Without a Personal "What's Next?" Plan, you are heading toward a massive identity crisis. Snider argues that many business sales fall through because the owner gets "cold feet." In reality, it isn't cold feet about the money; it’s an existential dread of the vacuum that will be left behind.
A successful exit requires a vision for your "Third Act." This might include:
Philanthropy or board service.
Mentoring other entrepreneurs through business coaching.
New hobbies or travel goals that are more than just "taking a break."
Deepening relationships with family that may have been sidelined during the building years.
If your only plan is "I’ll play more golf," you will be miserable within six months. If you don't have a destination for your personal life, you’ll never feel comfortable leaving the driver’s seat of your company.
Why the Stool Wobbles: The Interconnectivity of All Three
The tragedy of the failed exit is that these three legs are totally interdependent. You cannot fix one without affecting the others.
From my perspective, this is the part owners underestimate most. During my own exit, I saw firsthand that when all three legs are aligned, the process feels fundamentally different. There is less panic in the decision-making, less second-guessing during the transition, and far less temptation to cling to the business out of fear. That is what EOS and Walking to Destiny helped me do: they created alignment between the company I was leaving, the financial reality of the deal, and the life I was moving toward.
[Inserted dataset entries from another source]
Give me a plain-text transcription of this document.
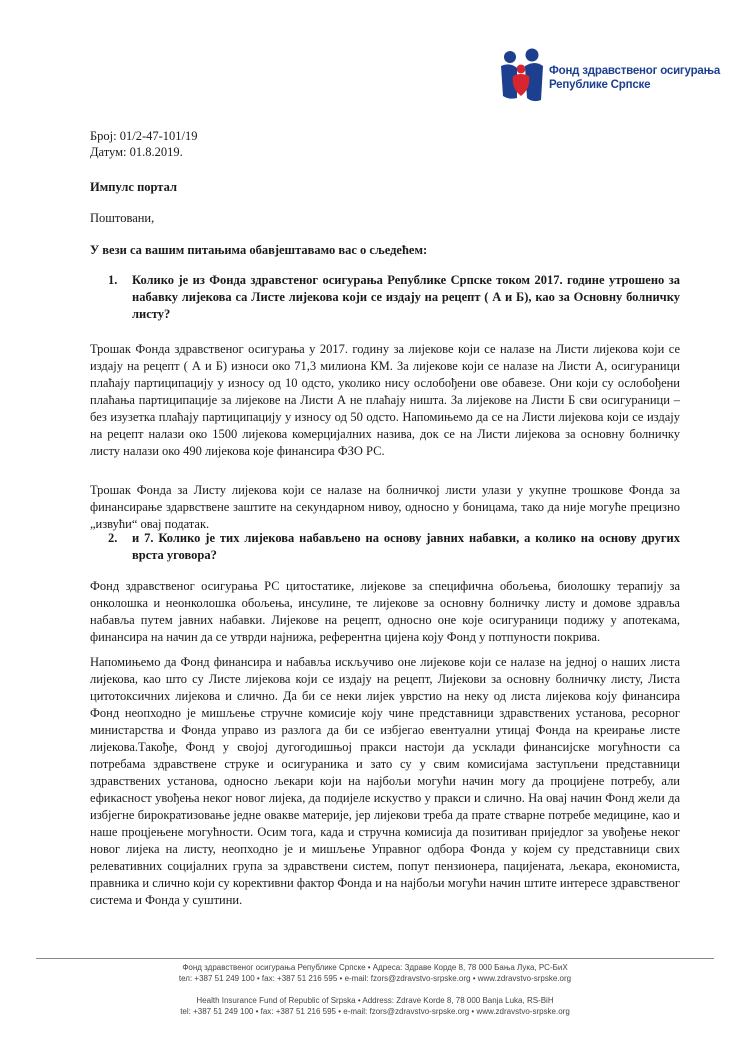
Фонд здравственог осигурања
Републике Српске
Број: 01/2-47-101/19
Датум: 01.8.2019.
Импулс портал
Поштовани,
У вези са вашим питањима обавјештавамо вас о сљедећем:
1. Колико је из Фонда здравстеног осигурања Републике Српске током 2017. године утрошено за набавку лијекова са Листе лијекова који се издају на рецепт ( А и Б), као за Основну болничку листу?
Трошак Фонда здравственог осигурања у 2017. годину за лијекове који се налазе на Листи лијекова који се издају на рецепт ( А и Б) износи око 71,3 милиона КМ. За лијекове који се налазе на Листи А, осигураници плаћају партиципацију у износу од 10 одсто, уколико нису ослобођени ове обавезе. Они који су ослобођени плаћања партиципације за лијекове на Листи А не плаћају ништа. За лијекове на Листи Б сви осигураници – без изузетка плаћају партиципацију у износу од 50 одсто. Напомињемо да се на Листи лијекова који се издају на рецепт налази око 1500 лијекова комерцијалних назива, док се на Листи лијекова за основну болничку листу налази око 490 лијекова које финансира ФЗО РС.
Трошак Фонда за Листу лијекова који се налазе на болничкој листи улази у укупне трошкове Фонда за финансирање здарвствене заштите на секундарном нивоу, односно у боницама, тако да није могуће прецизно „извући“ овај податак.
2. и 7. Колико је тих лијекова набављено на основу јавних набавки, а колико на основу других врста уговора?
Фонд здравственог осигурања РС цитостатике, лијекове за специфична обољења, биолошку терапију за онколошка и неонколошка обољења, инсулине, те лијекове за основну болничку листу и домове здравља набавља путем јавних набавки. Лијекове на рецепт, односно оне које осигураници подижу у апотекама, финансира на начин да се утврди најнижа, референтна цијена коју Фонд у потпуности покрива.
Напомињемо да Фонд финансира и набавља искључиво оне лијекове који се налазе на једној о наших листа лијекова, као што су Листе лијекова који се издају на рецепт, Лијекови за основну болничку листу, Листа цитотоксичних лијекова и слично. Да би се неки лијек уврстио на неку од листа лијекова коју финансира Фонд неопходно је мишљење стручне комисије коју чине представници здравствених установа, ресорног министарства и Фонда управо из разлога да би се избјегао евентуални утицај Фонда на креирање листе лијекова.Такође, Фонд у својој дугогодишњој пракси настоји да усклади финансијске могућности са потребама здравствене струке и осигураника и зато су у свим комисијама заступљени представници здравствених установа, односно љекари који на најбољи могући начин могу да процијене потребу, али ефикасност увођења неког новог лијека, да подијеле искуство у пракси и слично. На овај начин Фонд жели да избјегне бирократизовање једне овакве материје, јер лијекови треба да прате стварне потребе медицине, као и наше процјењене могућности. Осим тога, када и стручна комисија да позитиван приједлог за увођење неког новог лијека на листу, неопходно је и мишљење Управног одбора Фонда у којем су представници свих релевативних социјалних група за здравствени систем, попут пензионера, пацијената, љекара, економиста, правника и слично који су корективни фактор Фонда и на најбољи могући начин штите интересе здравственог система и Фонда у суштини.
Фонд здравственог осигурања Републике Српске • Адреса: Здраве Корде 8, 78 000 Бања Лука, РС-БиХ
tел: +387 51 249 100 • fax: +387 51 216 595 • e-mail: fzors@zdravstvo-srpske.org • www.zdravstvo-srpske.org
Health Insurance Fund of Republic of Srpska • Address: Zdrave Korde 8, 78 000 Banja Luka, RS-BiH
tel: +387 51 249 100 • fax: +387 51 216 595 • e-mail: fzors@zdravstvo-srpske.org • www.zdravstvo-srpske.org
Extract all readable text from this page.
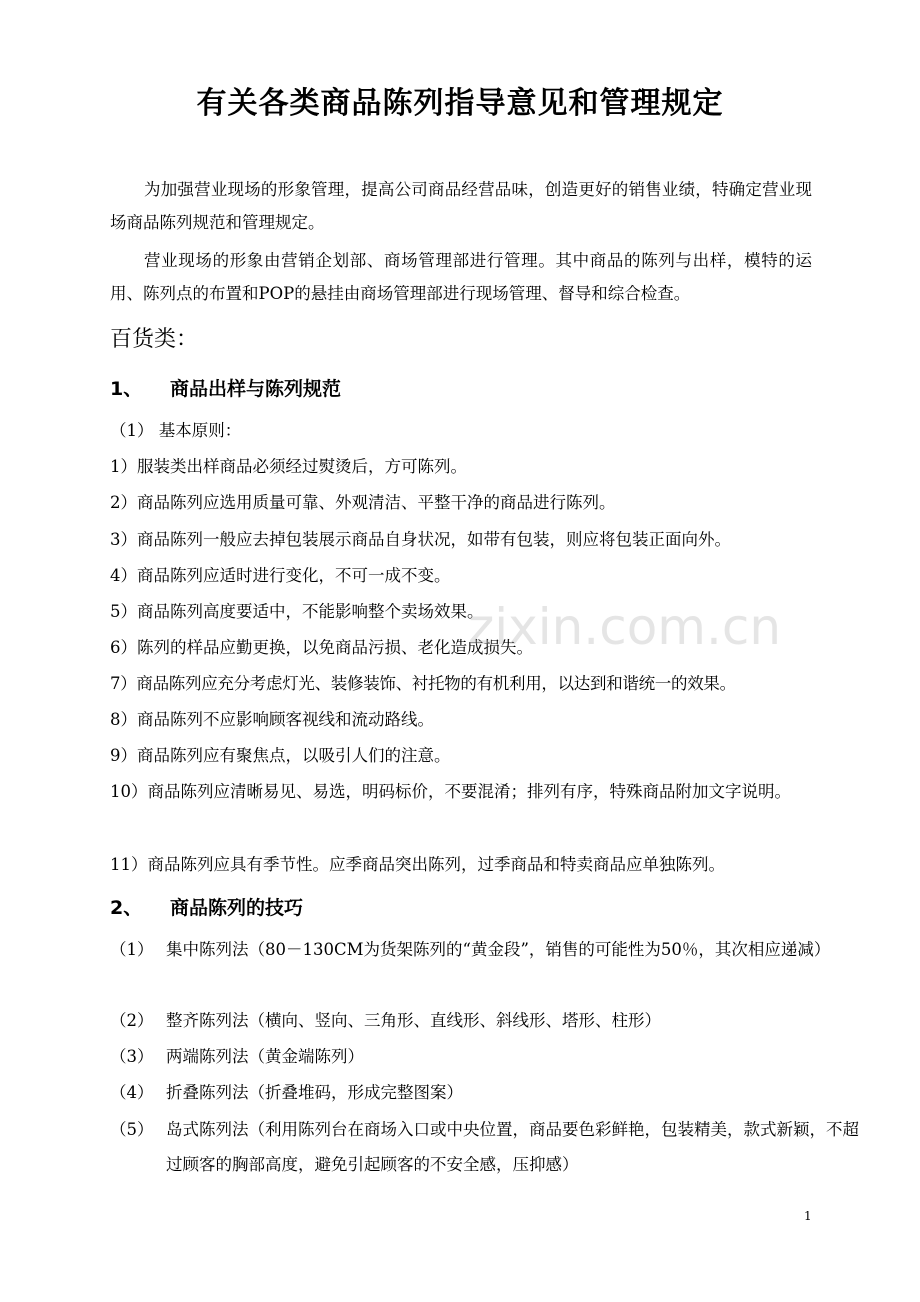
有关各类商品陈列指导意见和管理规定
为加强营业现场的形象管理，提高公司商品经营品味，创造更好的销售业绩，特确定营业现场商品陈列规范和管理规定。
营业现场的形象由营销企划部、商场管理部进行管理。其中商品的陈列与出样，模特的运用、陈列点的布置和POP的悬挂由商场管理部进行现场管理、督导和综合检查。
百货类：
1、 商品出样与陈列规范
（1） 基本原则：
1）服装类出样商品必须经过熨烫后，方可陈列。
2）商品陈列应选用质量可靠、外观清洁、平整干净的商品进行陈列。
3）商品陈列一般应去掉包装展示商品自身状况，如带有包装，则应将包装正面向外。
4）商品陈列应适时进行变化，不可一成不变。
5）商品陈列高度要适中，不能影响整个卖场效果。
6）陈列的样品应勤更换，以免商品污损、老化造成损失。
7）商品陈列应充分考虑灯光、装修装饰、衬托物的有机利用，以达到和谐统一的效果。
8）商品陈列不应影响顾客视线和流动路线。
9）商品陈列应有聚焦点，以吸引人们的注意。
10）商品陈列应清晰易见、易选，明码标价，不要混淆；排列有序，特殊商品附加文字说明。
11）商品陈列应具有季节性。应季商品突出陈列，过季商品和特卖商品应单独陈列。
2、 商品陈列的技巧
（1） 集中陈列法（80－130CM为货架陈列的“黄金段”，销售的可能性为50％，其次相应递减）
（2） 整齐陈列法（横向、竖向、三角形、直线形、斜线形、塔形、柱形）
（3） 两端陈列法（黄金端陈列）
（4） 折叠陈列法（折叠堆码，形成完整图案）
（5） 岛式陈列法（利用陈列台在商场入口或中央位置，商品要色彩鲜艳，包装精美，款式新颖，不超过顾客的胸部高度，避免引起顾客的不安全感，压抑感）
zixin.com.cn
1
Consider the "cascading dysfunction" that occurs when the stool is out of balance:
Business + Financial (but no Personal): You get a great price and you’re set for life, but you wake up the day after the sale with no purpose. This leads to the "75% regret" statistic. You might even find yourself trying to buy back into a similar business just to feel "relevant" again, often at a premium.
Business + Personal (but no Financial): You have a great post-exit plan and the business is running well, but the math doesn't work. You are forced to keep working or drastically downsize your lifestyle because you didn't account for taxes or inflation.
Financial + Personal (but no Business Value): You know what you want to do next and you know how much you need, but your business is a mess. You can't find a buyer, or the offers you get are insultingly low because the business is too dependent on you. You are trapped in a "Golden Cage."
The Flagline Strategy Approach: Getting What You Want
My mission is to help owners get what they want from their businesses. That means achieving Vision, Traction, and Healthy.
Vision: Knowing where you are going (Business) and what your life looks like on the other side (Personal).
Traction: Executing on the daily habits that build transferable value so the business can run without you.
Healthy: Ensuring the leadership team and your personal life are in a state of alignment and well-being.
Exiting a business is the most significant financial and emotional event of your life. It shouldn't be handled with a "wait and see" attitude. According to the Exit Planning Institute, you should ideally begin this balancing act three to five years before you actually want to leave.
Actionable Steps for the Next 90 Days
If you want to ensure your stool is sturdy, don't wait for a buyer to knock on your door. Start these three things this quarter:
Audit Your Time: Track how much of the business's daily operations rely on your "heroic" efforts. Use your next EOS leadership retreat to delegate those tasks to your leadership team.
Run the Numbers: Meet with a financial advisor specifically to discuss the "Wealth Gap." Don't ask what the business is worth; ask how much cash in hand you need to never work again.
Define Your "What's Next": Write down three things you would do with your time if you couldn't work in your business starting tomorrow. If you can't name three, you have a Personal Leg problem.
A business exit is a journey, not a transaction. By focusing on all three legs of the stool today, you ensure that when you finally decide to sit down and enjoy the fruits of your labor, the foundation holds firm.